Wednesday 14 March 2018


I am sorry to regular readers that currently the content of my blog is rather introspective but to be honest I have been finding it a useful vehicle for expressing things that sometimes I have found hard to vocalise.  I know that for many my dad's passing is now old news but for me it is still raw and sometimes I feel like someone has pushed the pause button on my life and I don't know how to get it back onto play. 


I was, unashamedly, a Daddy's girl and for nearly 30 years both John and I have done all sorts of things with both Dad and Mum in mind.  John and I were not yet married when Dad was recovering from his first heart attack and we used to go across to Keinton Mandeville on a Sunday for lunch.  John would spend ages trying to find a new bottle of red wine for Dad to sample and then when Mum and Dad moved to Cyprus we would visit as often as we could and once again John would scour the duty free for a nice little bottle of red for Dad.  Oxford Landing springs to mind - purchased at Bristol Airport and then there was the highly acclaimed Fleurie purchased at great expense one Christmas and which none of us really liked.  Dad introduced us to Othello and Statos 99 and Island Vines and eventually our favourite Agios Onoufrios - Dad would drink some terrible house wines and even worse cartons but as long as they were red he didn't seem to mind.

His birthday will never go unremembered as he shared that day with John born on the same day but 35 years apart and his passing will never go unremembered as he died on his great grandson Jack's third birthday.

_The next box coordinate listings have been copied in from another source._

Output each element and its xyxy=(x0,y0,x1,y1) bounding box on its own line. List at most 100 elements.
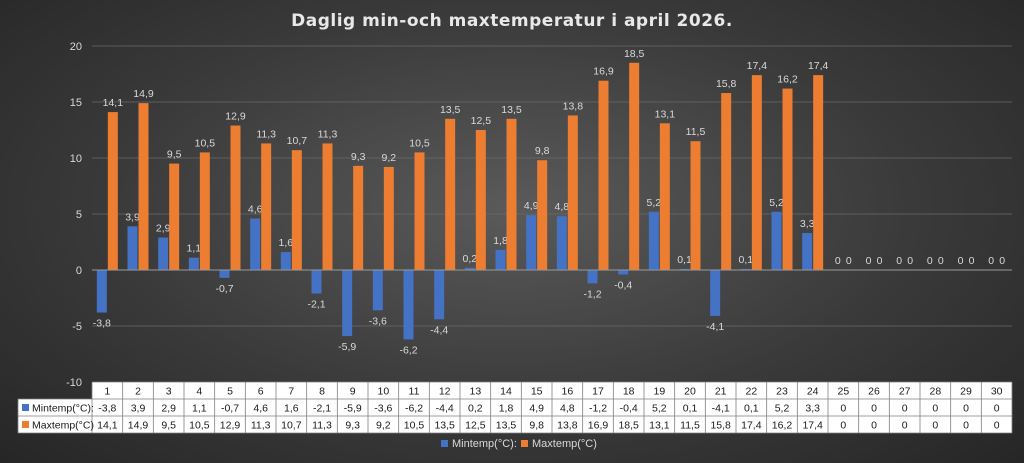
table-cell-max: 13,8 xyxy=(557,420,578,432)
data-label-min: 3,9 xyxy=(125,211,140,223)
table-cell-min: 0,1 xyxy=(744,403,759,415)
bar-min-day-4 xyxy=(188,257,199,270)
bar-max-day-6 xyxy=(261,143,272,270)
data-label-min: -5,9 xyxy=(338,341,356,353)
y-tick-label: -10 xyxy=(66,377,82,389)
bar-max-day-21 xyxy=(721,93,732,270)
y-tick-label: 20 xyxy=(70,41,82,53)
legend-key-min xyxy=(441,440,448,447)
data-label-min: -3,8 xyxy=(93,318,111,330)
data-label-max: 11,5 xyxy=(686,126,706,138)
table-header-day: 19 xyxy=(653,386,665,398)
bar-max-day-18 xyxy=(629,62,640,270)
data-label-min: -0,7 xyxy=(215,283,233,295)
table-cell-max: 9,3 xyxy=(345,420,360,432)
data-label-max: 13,5 xyxy=(440,104,461,116)
data-label-max: 17,4 xyxy=(808,60,829,72)
data-label-max: 17,4 xyxy=(747,60,768,72)
table-header-day: 6 xyxy=(258,386,264,398)
bar-min-day-1 xyxy=(96,270,107,313)
table-header-day: 16 xyxy=(561,386,573,398)
table-header-day: 20 xyxy=(684,386,696,398)
table-cell-min: 0,1 xyxy=(683,403,698,415)
table-cell-max: 0 xyxy=(994,420,1000,432)
table-cell-max: 13,5 xyxy=(496,420,517,432)
table-cell-max: 9,5 xyxy=(161,420,176,432)
table-header-day: 12 xyxy=(439,386,451,398)
legend-key-max xyxy=(521,440,528,447)
data-label-min: 0 xyxy=(958,255,964,267)
bar-max-day-22 xyxy=(751,75,762,271)
table-cell-min: -2,1 xyxy=(313,403,331,415)
data-label-max: 13,8 xyxy=(563,100,584,112)
table-header-day: 26 xyxy=(868,386,880,398)
table-header-day: 3 xyxy=(166,386,172,398)
bar-min-day-10 xyxy=(372,270,383,311)
bar-max-day-2 xyxy=(138,103,149,271)
table-cell-min: 3,9 xyxy=(131,403,146,415)
data-label-max: 10,5 xyxy=(195,137,216,149)
table-cell-min: 0 xyxy=(994,403,1000,415)
data-label-max: 9,5 xyxy=(167,149,182,161)
data-label-min: 4,9 xyxy=(524,200,539,212)
table-cell-min: -0,7 xyxy=(221,403,239,415)
table-cell-min: 5,2 xyxy=(775,403,790,415)
table-cell-max: 12,9 xyxy=(220,420,241,432)
table-cell-min: 2,9 xyxy=(161,403,176,415)
bar-max-day-24 xyxy=(813,75,824,271)
data-label-max: 16,9 xyxy=(593,66,614,78)
table-header-day: 30 xyxy=(991,386,1003,398)
data-label-max: 12,9 xyxy=(225,111,246,123)
bar-min-day-23 xyxy=(771,211,782,270)
table-cell-min: 5,2 xyxy=(652,403,667,415)
bar-max-day-13 xyxy=(475,130,486,270)
bar-min-day-15 xyxy=(526,215,537,270)
table-cell-max: 16,9 xyxy=(588,420,609,432)
data-label-min: 0 xyxy=(896,255,902,267)
table-header-day: 28 xyxy=(929,386,941,398)
data-label-min: 5,2 xyxy=(769,197,784,209)
bar-max-day-12 xyxy=(445,118,456,270)
table-header-day: 5 xyxy=(227,386,233,398)
table-header-day: 14 xyxy=(500,386,512,398)
chart-title: Daglig min-och maxtemperatur i april 202… xyxy=(291,11,733,31)
bar-max-day-5 xyxy=(230,125,241,271)
legend-label-max: Maxtemp(°C) xyxy=(532,438,597,450)
table-header-day: 11 xyxy=(409,386,420,398)
table-cell-min: 1,6 xyxy=(284,403,299,415)
table-cell-max: 10,5 xyxy=(404,420,425,432)
table-cell-min: 4,8 xyxy=(560,403,575,415)
table-header-day: 27 xyxy=(899,386,911,398)
data-label-max: 0 xyxy=(938,255,944,267)
table-header-day: 1 xyxy=(104,386,110,398)
table-cell-min: 4,9 xyxy=(529,403,544,415)
legend-label-min: Mintemp(°C): xyxy=(452,438,517,450)
data-label-min: -4,1 xyxy=(706,321,724,333)
bar-max-day-15 xyxy=(537,160,548,270)
data-label-min: 1,8 xyxy=(493,235,508,247)
bar-min-day-11 xyxy=(403,270,414,340)
bar-min-day-6 xyxy=(250,218,261,270)
table-cell-min: -1,2 xyxy=(589,403,607,415)
data-label-max: 9,2 xyxy=(382,152,397,164)
table-cell-max: 17,4 xyxy=(802,420,823,432)
table-cell-min: 0 xyxy=(840,403,846,415)
data-label-max: 0 xyxy=(907,255,913,267)
data-label-max: 0 xyxy=(969,255,975,267)
bar-max-day-7 xyxy=(291,150,302,270)
data-label-max: 14,1 xyxy=(103,97,124,109)
table-cell-min: -0,4 xyxy=(620,403,638,415)
table-key-min xyxy=(22,404,29,411)
table-cell-min: -3,6 xyxy=(374,403,392,415)
bar-max-day-4 xyxy=(199,152,210,270)
data-label-min: 1,1 xyxy=(187,243,202,255)
data-label-min: -0,4 xyxy=(614,279,632,291)
table-cell-min: 4,6 xyxy=(253,403,268,415)
data-label-min: 0,2 xyxy=(463,253,478,265)
data-label-max: 10,5 xyxy=(409,137,430,149)
y-tick-label: 5 xyxy=(76,209,82,221)
table-cell-min: 0,2 xyxy=(468,403,483,415)
table-cell-max: 15,8 xyxy=(710,420,731,432)
bar-max-day-23 xyxy=(782,88,793,270)
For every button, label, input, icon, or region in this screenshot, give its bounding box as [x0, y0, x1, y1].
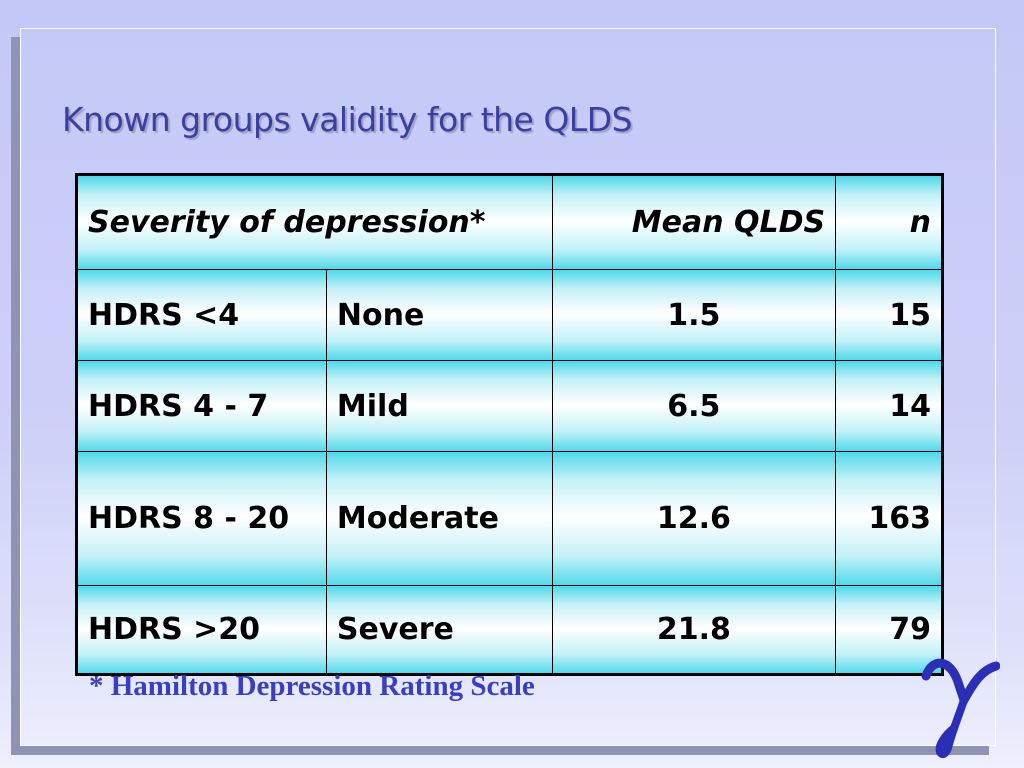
mean-qlds-cell: 6.5	[551, 360, 837, 452]
table-row: HDRS 4 - 7 Mild 6.5 14	[76, 360, 943, 452]
footnote: * Hamilton Depression Rating Scale	[89, 670, 535, 702]
hdrs-range-cell: HDRS 4 - 7	[76, 360, 327, 452]
n-cell: 79	[835, 585, 943, 675]
hdrs-range-cell: HDRS >20	[76, 585, 327, 675]
n-cell: 163	[835, 451, 943, 586]
mean-qlds-cell: 1.5	[551, 269, 837, 361]
slide-title: Known groups validity for the QLDS	[62, 100, 633, 139]
n-cell: 15	[835, 269, 943, 361]
severity-level-cell: Severe	[325, 585, 553, 675]
header-mean-qlds: Mean QLDS	[551, 174, 837, 270]
severity-level-cell: Moderate	[325, 451, 553, 586]
table-row: HDRS >20 Severe 21.8 79	[76, 585, 943, 675]
hdrs-range-cell: HDRS <4	[76, 269, 327, 361]
mean-qlds-cell: 21.8	[551, 585, 837, 675]
header-n: n	[835, 174, 943, 270]
gamma-logo-icon	[921, 658, 1000, 759]
severity-level-cell: Mild	[325, 360, 553, 452]
n-cell: 14	[835, 360, 943, 452]
hdrs-range-cell: HDRS 8 - 20	[76, 451, 327, 586]
table-row: HDRS 8 - 20 Moderate 12.6 163	[76, 451, 943, 586]
mean-qlds-cell: 12.6	[551, 451, 837, 586]
header-severity: Severity of depression*	[76, 174, 553, 270]
table-row: HDRS <4 None 1.5 15	[76, 269, 943, 361]
table-header-row: Severity of depression* Mean QLDS n	[76, 174, 943, 270]
severity-level-cell: None	[325, 269, 553, 361]
qlds-validity-table: Severity of depression* Mean QLDS n HDRS…	[75, 173, 944, 676]
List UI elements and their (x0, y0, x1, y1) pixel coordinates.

He is with us wherever I look around the house and the garden, he loved coming to Droushia even though he found it cold, he insisted that we always began our Christmas Day celebrations with a trip the the Hotel, maybe it made my cooking taste better because he once declared, very loudly, that my Sunday Lunches would be ok if I just knew how to cook my vegetables properly!  Although this year I seem to remember he said I got his Brussels just right. 

What I must keep reminding myself is that, over the course of the past 7 years when we would have seen Mum and Dad on average three times a week and then sometimes more over Christmas and New Year when they stayed over, John and I enjoyed over a thousand days of his company on the island that he loved - we did so much together and the vision I have of him sitting on a village bus swigging wine out of the bottle en route to John's 50th birthday party will stay with me forever - he enjoyed life to the full and to the end.